Alfred Anderschs (1914-1980) umfangreiches publizistisches und erzählerisches Werk war vom Gedanken inspiriert, an einer Welt des Friedens mitzuarbeiten. Er wäre in diesem Jahr 85 Jahre alt geworden, gehörte der Generation an, die durch die Niederlage der Weimarer Republik, durch 12 Jahre Faschismus und Krieg ihre Lebensprägung erfuhren und aus diesen Grunderlebnissen heraus entschiedene Gegner aller Bestrebungen zu Aufrüstung und Wiederbewaffnung in der Nachkriegszeit waren. Hellwach reagierte er auch auf Einschränkung von Demokratie durch Notstandsgesetze und Berufsverbote, suchte mit literarischen und publizistischen Mitteln eine aufklärerische Gegenöffentlichkeit gegenüber der vernebelnden Meinungsindustrie zu organisieren. Das begann schon mit seinem Erlebnisbericht Die Kirschen der Freiheit (1952), von Heinrich Böll als ein „Trompetenstoß in schwüler Stille“ gewertet, der das Klima der deutschen Wiederbewaffnung mit dem mutigen Bekenntnis zur Desertion aus der faschistischen Wehrmacht konterkarierte. Als Motto hatte er seinem Bericht André Gides Bekenntnis vorangestellt „Ich baue nur noch auf die Deserteure“. Er apostrophierte seine Flucht aus der Wehrmacht als Schritt innerer und äußerer Befreiung und verband solches Bekenntnis mit der analytischen Abrechnung der Vorstellungen militärischen Rekrutierungsgeistes. Er enthüllt die Prämissen von Eidespflicht, Disziplin und Gehorsam als Bindungsformeln des Soldaten in eine mörderische Militärmaschinerie und pocht dagegen auf die selbständige Urteilsfähigkeit und verantwortliches Handeln auch des einfachen Soldaten. Zugleich zerstört er die Legenden von kameradschaftlicher Nähe, beschreibt Angst als elementares lebenserhaltendes Handlungsmotiv. Anderschs weitere literarische Arbeit wird darauf gerichtet sein, die Stellung des einzelnen im Spannungsfeld zwischen geschichtlicher Determination und Selbstbestimmung zu erkunden. Er hat solche Problematik von verschiedenen Facetten her beleuchtet, hat nach Haltungen in der Geschichte gefragt, nach dem Verhältnis von Freiheit und Bindung, hat das Recht und die Pflicht auf das Zerreißen von Bindungen und gesellschaftlicher Konventionen bestätigt, deren geschichtlicher Sinn sich ins Gegenteil verkehrt hatte.

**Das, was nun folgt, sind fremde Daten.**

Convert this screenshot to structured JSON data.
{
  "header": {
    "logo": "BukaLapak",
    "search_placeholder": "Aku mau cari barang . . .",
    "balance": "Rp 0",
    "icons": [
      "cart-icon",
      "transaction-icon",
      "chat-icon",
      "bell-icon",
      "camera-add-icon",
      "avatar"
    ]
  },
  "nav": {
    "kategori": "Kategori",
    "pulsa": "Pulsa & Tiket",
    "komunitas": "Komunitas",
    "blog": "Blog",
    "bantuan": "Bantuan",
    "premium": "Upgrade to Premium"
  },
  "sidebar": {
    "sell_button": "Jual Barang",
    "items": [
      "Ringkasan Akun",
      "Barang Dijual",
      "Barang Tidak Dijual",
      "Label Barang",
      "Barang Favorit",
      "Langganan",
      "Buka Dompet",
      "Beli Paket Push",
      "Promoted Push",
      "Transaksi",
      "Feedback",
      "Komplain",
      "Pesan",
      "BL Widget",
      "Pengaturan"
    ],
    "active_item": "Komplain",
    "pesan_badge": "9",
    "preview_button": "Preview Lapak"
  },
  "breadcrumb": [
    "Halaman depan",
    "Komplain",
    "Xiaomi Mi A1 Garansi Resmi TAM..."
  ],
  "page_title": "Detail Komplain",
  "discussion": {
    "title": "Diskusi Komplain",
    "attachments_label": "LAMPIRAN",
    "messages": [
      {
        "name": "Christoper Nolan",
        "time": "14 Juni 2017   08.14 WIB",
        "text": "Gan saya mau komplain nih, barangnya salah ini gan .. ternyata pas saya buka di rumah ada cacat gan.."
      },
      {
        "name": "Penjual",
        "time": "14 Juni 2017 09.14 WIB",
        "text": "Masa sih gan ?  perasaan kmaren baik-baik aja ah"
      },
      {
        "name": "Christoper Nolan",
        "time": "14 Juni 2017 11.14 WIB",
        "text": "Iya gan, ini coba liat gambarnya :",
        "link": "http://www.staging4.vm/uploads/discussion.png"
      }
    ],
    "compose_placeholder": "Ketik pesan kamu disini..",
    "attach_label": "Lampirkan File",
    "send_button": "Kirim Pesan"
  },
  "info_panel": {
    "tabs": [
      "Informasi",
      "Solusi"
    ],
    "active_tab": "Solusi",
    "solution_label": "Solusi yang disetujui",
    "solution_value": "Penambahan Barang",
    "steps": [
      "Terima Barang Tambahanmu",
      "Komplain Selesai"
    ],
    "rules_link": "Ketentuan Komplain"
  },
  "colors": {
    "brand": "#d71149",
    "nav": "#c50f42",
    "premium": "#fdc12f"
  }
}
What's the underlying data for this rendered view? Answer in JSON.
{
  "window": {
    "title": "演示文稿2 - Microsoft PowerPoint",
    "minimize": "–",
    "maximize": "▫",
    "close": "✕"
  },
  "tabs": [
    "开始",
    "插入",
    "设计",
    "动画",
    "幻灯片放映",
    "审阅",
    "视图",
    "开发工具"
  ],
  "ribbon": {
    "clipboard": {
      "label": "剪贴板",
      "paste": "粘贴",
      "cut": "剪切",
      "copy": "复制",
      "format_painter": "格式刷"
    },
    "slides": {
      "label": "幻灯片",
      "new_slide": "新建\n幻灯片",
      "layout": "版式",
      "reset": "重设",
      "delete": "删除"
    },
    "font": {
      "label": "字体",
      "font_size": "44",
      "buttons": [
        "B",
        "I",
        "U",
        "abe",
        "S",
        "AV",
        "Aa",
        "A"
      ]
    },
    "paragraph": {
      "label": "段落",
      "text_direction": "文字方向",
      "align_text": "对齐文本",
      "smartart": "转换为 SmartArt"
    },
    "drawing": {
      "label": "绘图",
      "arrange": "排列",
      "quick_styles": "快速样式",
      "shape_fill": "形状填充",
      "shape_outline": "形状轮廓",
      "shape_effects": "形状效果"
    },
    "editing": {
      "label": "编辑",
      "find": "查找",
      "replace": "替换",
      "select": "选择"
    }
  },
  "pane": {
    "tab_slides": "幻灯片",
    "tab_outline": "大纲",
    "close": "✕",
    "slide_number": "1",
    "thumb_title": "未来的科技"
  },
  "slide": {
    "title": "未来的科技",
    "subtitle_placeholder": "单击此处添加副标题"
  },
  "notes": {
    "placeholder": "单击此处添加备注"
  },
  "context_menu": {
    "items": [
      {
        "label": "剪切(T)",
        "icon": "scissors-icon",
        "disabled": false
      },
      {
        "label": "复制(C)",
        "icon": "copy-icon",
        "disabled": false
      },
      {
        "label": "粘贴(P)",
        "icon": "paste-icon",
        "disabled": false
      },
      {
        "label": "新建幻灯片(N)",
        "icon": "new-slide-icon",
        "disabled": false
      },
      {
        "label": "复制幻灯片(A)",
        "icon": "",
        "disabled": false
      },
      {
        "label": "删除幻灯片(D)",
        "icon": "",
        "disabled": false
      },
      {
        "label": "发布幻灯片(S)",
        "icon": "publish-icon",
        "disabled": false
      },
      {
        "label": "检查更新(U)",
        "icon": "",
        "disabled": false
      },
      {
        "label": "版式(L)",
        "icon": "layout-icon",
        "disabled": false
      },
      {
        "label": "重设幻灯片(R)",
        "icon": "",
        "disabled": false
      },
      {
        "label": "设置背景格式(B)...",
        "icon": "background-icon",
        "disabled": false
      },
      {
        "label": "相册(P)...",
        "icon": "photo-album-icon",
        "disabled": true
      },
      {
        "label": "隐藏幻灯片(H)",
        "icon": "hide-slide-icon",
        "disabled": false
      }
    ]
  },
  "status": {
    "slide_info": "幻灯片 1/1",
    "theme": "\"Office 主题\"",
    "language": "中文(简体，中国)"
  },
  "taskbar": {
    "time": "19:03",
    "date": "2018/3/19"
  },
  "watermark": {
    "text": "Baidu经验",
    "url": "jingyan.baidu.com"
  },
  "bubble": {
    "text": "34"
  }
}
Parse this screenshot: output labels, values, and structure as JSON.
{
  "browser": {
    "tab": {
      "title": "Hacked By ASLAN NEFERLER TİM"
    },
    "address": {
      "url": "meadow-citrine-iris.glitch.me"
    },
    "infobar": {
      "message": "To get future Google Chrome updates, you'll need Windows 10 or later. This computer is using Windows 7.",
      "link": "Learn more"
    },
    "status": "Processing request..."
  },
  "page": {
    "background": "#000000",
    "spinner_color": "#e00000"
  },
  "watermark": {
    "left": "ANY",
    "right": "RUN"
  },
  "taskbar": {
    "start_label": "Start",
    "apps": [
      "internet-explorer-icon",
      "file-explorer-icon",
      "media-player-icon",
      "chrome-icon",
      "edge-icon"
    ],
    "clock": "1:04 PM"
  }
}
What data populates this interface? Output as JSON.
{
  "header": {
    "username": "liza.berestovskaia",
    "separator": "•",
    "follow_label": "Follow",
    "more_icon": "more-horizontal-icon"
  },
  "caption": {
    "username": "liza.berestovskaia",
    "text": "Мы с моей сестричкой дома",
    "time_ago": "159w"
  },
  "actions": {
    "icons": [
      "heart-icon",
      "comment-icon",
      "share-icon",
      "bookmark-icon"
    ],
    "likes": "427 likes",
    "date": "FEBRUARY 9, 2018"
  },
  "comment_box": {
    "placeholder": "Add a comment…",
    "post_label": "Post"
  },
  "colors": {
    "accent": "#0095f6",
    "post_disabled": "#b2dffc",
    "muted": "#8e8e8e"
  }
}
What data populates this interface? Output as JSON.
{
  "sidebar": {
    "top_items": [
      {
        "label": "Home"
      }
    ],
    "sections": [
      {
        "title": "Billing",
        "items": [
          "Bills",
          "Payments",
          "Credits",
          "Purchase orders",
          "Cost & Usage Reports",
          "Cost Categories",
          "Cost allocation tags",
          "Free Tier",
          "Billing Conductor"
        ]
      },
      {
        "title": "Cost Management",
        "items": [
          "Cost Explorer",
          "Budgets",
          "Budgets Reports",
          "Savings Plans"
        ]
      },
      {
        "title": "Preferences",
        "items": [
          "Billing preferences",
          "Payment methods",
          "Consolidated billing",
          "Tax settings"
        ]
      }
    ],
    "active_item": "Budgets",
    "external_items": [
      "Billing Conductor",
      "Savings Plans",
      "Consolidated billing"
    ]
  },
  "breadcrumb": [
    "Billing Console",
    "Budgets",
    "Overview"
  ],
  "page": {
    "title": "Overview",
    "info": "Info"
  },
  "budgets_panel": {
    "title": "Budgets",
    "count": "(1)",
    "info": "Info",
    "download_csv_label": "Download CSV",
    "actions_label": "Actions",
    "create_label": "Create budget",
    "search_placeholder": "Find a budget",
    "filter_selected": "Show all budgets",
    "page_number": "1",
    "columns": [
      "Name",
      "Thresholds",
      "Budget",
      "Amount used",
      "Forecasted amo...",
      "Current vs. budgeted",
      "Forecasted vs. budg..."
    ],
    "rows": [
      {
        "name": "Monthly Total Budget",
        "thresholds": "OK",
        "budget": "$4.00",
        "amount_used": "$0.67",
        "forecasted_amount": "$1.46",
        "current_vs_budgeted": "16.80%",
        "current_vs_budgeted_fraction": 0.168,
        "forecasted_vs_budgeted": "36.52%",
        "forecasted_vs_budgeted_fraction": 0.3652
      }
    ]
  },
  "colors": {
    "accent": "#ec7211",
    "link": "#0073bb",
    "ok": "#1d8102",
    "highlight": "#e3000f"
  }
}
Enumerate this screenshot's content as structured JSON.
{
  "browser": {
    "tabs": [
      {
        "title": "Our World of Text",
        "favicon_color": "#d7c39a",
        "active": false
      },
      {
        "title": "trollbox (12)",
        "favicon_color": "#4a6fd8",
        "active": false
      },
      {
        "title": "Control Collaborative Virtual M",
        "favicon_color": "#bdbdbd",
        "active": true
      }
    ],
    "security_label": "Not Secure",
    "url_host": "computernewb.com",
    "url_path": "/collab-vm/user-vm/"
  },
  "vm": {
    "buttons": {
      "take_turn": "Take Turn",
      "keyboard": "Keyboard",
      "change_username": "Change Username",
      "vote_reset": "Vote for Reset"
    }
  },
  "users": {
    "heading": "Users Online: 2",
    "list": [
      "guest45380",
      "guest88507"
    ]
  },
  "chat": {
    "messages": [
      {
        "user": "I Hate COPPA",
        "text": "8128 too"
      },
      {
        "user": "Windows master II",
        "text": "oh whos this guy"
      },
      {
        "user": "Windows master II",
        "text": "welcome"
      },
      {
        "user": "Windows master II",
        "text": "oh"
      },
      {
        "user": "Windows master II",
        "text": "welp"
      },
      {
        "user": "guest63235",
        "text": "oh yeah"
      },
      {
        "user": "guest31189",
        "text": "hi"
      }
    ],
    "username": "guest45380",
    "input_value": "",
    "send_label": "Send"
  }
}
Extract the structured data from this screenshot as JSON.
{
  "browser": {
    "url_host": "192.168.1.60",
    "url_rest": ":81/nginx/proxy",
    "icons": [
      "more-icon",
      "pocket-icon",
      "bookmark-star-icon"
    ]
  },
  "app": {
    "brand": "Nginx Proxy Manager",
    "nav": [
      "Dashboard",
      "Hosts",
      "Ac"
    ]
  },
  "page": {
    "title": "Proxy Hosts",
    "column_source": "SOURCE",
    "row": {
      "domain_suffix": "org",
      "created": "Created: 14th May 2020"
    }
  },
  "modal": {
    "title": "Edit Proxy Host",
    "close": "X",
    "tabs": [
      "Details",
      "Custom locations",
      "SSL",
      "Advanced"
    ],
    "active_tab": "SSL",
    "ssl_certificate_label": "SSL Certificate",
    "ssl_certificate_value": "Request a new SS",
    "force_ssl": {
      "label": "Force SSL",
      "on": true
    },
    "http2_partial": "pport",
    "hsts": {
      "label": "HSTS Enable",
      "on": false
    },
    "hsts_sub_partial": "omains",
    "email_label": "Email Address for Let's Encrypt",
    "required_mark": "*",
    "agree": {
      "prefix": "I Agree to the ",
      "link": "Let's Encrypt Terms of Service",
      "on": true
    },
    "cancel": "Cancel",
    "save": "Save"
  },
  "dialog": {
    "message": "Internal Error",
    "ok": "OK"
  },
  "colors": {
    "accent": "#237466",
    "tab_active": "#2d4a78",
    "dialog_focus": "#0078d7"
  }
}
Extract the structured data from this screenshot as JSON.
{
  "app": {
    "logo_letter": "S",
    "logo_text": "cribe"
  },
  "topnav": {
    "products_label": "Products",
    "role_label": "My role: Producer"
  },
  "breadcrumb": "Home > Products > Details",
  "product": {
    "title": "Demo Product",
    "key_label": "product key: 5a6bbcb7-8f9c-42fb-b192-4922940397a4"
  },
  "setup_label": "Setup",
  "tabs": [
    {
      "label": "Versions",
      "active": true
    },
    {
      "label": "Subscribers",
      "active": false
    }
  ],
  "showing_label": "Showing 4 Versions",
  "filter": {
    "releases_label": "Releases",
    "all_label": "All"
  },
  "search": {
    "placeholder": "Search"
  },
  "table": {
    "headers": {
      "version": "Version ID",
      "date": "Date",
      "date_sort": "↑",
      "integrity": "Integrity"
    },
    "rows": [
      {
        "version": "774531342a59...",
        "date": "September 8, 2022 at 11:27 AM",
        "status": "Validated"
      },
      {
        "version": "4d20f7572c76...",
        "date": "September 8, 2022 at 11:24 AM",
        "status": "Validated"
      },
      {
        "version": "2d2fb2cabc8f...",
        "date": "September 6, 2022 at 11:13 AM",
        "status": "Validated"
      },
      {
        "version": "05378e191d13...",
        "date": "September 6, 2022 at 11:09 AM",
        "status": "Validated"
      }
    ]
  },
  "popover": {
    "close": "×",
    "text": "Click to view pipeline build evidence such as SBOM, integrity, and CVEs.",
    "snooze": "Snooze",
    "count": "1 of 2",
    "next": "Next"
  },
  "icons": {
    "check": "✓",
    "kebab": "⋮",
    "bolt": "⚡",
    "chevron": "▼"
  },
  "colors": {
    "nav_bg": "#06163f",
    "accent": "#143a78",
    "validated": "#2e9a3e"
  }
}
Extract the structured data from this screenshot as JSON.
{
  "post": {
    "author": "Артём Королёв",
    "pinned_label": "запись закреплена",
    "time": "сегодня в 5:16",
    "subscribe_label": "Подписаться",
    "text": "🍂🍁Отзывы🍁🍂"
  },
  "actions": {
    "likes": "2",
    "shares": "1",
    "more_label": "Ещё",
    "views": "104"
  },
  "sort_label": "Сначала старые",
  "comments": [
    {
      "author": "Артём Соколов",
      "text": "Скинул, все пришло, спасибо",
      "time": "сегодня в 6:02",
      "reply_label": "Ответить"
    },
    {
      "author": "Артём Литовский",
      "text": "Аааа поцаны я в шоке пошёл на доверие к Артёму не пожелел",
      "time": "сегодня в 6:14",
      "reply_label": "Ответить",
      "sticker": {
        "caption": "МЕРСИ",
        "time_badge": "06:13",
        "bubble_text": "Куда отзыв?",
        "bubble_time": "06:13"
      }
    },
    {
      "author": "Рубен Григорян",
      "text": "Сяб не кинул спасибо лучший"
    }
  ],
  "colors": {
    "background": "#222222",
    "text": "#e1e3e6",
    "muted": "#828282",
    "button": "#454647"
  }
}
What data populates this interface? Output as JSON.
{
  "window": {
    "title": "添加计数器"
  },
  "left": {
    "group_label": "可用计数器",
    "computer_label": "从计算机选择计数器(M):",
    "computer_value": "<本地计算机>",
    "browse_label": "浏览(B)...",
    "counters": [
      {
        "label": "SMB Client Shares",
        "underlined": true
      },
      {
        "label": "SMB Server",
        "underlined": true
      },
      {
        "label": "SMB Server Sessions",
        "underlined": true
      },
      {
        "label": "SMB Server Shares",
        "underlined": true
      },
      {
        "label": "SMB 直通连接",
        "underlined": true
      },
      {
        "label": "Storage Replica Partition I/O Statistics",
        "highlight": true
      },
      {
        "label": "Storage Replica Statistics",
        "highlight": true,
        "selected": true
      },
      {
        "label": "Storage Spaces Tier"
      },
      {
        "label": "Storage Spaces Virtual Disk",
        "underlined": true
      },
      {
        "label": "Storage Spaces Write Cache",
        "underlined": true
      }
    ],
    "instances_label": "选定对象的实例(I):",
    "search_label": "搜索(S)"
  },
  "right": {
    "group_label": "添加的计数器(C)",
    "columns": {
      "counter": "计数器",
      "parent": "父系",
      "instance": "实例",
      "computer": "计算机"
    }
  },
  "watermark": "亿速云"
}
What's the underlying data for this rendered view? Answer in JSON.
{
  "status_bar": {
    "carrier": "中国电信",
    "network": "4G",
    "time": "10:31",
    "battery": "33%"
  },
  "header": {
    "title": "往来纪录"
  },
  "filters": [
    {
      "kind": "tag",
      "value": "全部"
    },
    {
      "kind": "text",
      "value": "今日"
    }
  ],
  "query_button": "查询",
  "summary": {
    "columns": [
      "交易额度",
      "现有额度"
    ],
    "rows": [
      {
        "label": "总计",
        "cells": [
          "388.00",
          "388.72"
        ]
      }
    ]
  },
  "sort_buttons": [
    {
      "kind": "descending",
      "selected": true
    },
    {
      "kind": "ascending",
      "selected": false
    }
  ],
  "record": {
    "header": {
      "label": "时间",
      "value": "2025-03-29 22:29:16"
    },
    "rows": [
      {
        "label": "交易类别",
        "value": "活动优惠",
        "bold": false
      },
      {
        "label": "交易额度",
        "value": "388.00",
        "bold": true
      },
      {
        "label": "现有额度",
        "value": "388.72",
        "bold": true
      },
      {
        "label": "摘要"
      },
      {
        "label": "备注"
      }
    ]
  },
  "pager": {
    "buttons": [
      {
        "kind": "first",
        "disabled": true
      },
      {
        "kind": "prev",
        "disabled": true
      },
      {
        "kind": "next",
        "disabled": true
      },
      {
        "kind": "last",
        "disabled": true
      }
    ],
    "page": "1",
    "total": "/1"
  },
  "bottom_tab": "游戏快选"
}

Zu Alfred Anderschs Lebensthemen gehörte auch die programmatische Auseinandersetzung mit der kommunistischen Bewegung, zu der er 19jährig als Organisationsleiter des Kommunistischen Jugendverbandes von Südbayern gehört hatte. Die kampflose Hinnahme der Niederlage von 1933 durch die Kommunistische Partei gehörte zu seinen Grunderfahrungen, ebenso wie das Erlebnis eigener Angst und Ohnmacht im Konzentrationslager Dachau und die daraus folgende Überlebensstrategie der Anpassung in den folgenden 12Jahren. Aus solcher biographischen Erfahrung resultieren seine literarischen Themen um Bindung und Freiheit, Angst und Verrat, von befreiendem Handeln und seinen Bedingungen. Die programmatische Absage an die kommunistische Parteistrategie war Anlaß für die DDR, diesen Autor mit dem Verdikt des Renegaten zu belegen, so daß Andersch hier erst spät mit einer Sammlung von Erzählungen (Alte Peripherie 1972) ins Blickfeld einer breiteren Öffentlichkeit trat. 1976 wurde Winterspelt im Aufbau-Verlag publiziert.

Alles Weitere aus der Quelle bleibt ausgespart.